Gardenias were discovered in China in the 1700’s. Their fragrance is unmatched in the floral world, and the extracted oil from the flowers is used in making perfume and tea. They are not hard to grow if you meet the plant’s basic requirements for good health.
Light – Gardenias need at least four hours of sunlight a day. During the hot summer months, a light curtain filters out some of the intensity and protects foliage.
Water – Gardenias do not like to dry out. (Soil may dry over the top between thorough waterings.) Keep the soil moist but not sodden. They should never be allowed to stand in water. During the winter, the plant may use less water due to reduced light levels. Cut back on the watering, and let the top 1/2” of soil go dry before watering.

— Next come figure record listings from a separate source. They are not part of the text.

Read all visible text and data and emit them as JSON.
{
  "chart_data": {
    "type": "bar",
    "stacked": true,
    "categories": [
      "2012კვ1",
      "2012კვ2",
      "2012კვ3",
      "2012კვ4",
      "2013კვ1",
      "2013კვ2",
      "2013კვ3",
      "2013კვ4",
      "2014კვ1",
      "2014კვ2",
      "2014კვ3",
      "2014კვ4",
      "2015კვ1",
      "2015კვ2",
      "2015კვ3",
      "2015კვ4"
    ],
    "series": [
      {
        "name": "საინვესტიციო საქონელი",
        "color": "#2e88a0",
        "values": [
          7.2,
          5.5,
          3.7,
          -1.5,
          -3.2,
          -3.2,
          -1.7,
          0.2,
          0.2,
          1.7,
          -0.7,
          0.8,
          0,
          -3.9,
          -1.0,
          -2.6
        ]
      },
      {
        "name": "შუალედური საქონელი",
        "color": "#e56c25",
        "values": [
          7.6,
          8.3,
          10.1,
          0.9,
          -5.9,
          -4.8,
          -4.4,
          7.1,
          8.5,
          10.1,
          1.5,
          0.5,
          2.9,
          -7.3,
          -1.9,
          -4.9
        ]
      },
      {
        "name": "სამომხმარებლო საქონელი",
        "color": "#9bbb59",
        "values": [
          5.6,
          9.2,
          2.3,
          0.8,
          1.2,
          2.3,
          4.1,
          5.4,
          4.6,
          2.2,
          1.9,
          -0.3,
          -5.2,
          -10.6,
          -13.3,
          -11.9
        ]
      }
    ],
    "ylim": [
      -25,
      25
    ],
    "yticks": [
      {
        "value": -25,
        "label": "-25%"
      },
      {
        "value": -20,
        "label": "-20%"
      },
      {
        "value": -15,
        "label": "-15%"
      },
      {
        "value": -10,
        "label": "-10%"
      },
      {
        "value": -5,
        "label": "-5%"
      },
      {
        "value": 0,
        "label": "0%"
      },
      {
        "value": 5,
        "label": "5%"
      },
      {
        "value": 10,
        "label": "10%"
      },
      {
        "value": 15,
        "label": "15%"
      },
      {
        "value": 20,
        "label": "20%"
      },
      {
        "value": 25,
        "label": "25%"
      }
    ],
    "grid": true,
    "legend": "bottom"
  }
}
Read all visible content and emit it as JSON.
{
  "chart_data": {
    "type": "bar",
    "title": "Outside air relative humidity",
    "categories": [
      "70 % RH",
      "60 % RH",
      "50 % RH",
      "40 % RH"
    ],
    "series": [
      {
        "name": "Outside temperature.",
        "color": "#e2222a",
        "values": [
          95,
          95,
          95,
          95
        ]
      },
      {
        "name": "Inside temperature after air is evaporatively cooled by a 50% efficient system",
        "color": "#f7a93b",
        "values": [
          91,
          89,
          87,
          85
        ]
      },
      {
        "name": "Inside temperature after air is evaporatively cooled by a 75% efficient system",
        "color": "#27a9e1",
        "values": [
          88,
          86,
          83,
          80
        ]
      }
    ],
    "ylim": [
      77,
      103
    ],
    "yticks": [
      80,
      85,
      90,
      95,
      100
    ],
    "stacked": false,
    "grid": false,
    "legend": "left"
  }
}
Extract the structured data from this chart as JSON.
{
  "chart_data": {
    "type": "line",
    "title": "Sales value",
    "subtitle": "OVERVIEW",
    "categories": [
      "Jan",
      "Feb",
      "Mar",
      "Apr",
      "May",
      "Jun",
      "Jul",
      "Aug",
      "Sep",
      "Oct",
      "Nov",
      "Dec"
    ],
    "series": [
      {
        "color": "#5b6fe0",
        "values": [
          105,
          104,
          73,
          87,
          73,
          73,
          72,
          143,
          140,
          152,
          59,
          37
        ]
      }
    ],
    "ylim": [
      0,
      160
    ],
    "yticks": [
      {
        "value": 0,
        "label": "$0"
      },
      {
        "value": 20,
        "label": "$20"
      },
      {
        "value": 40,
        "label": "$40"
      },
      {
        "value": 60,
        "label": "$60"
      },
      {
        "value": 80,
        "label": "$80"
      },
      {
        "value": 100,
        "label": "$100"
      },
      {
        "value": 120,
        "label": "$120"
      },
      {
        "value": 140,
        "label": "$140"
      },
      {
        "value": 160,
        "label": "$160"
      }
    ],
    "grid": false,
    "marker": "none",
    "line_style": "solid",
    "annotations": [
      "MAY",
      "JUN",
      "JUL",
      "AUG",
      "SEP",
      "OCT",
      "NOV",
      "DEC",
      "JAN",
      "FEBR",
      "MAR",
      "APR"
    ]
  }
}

Humidity – Gardenias do enjoy humidity. If the winter air in your home is dry, especially if you heat with forced hot air or woodstove, try growing your plant on a pebble tray. Get a large, plastic plant saucer. Put a layer of gravel in it about 3/4” deep. Pour water into the stones, but do not let the water reach the top of the gravel where the plant roots could come in contact with it. Place the pot on the wet stones. As the water evaporates, it forms a little pocket of humidity that the plant can enjoy.
Temperatures – This is a crucial point if you want your plant to bloom. During the day, temperatures that are comfortable to humans are fine for gardenias. At night, temperatures should drop to 50-55 degrees, no more than 63 degrees. The flower buds will drop off if temperatures are higher.
Fertilizer – Gardenias need an acid-based fertilizer to keep the soil at the proper pH. It is important to use an acid based plant food. Fertilize monthly. Cut back on feeding in the winter months.
Repotting – Use a peat-based potting soil to which no lime has been added. Gardenias do not need to be transplanted frequently, only when their roots have almost filled their pots. Soil should be well drained.
Bud Drop – Usually caused by plant stress – not enough water, humidity too low, and temperatures too high. Problem is usually self-correcting if above plant needs are met.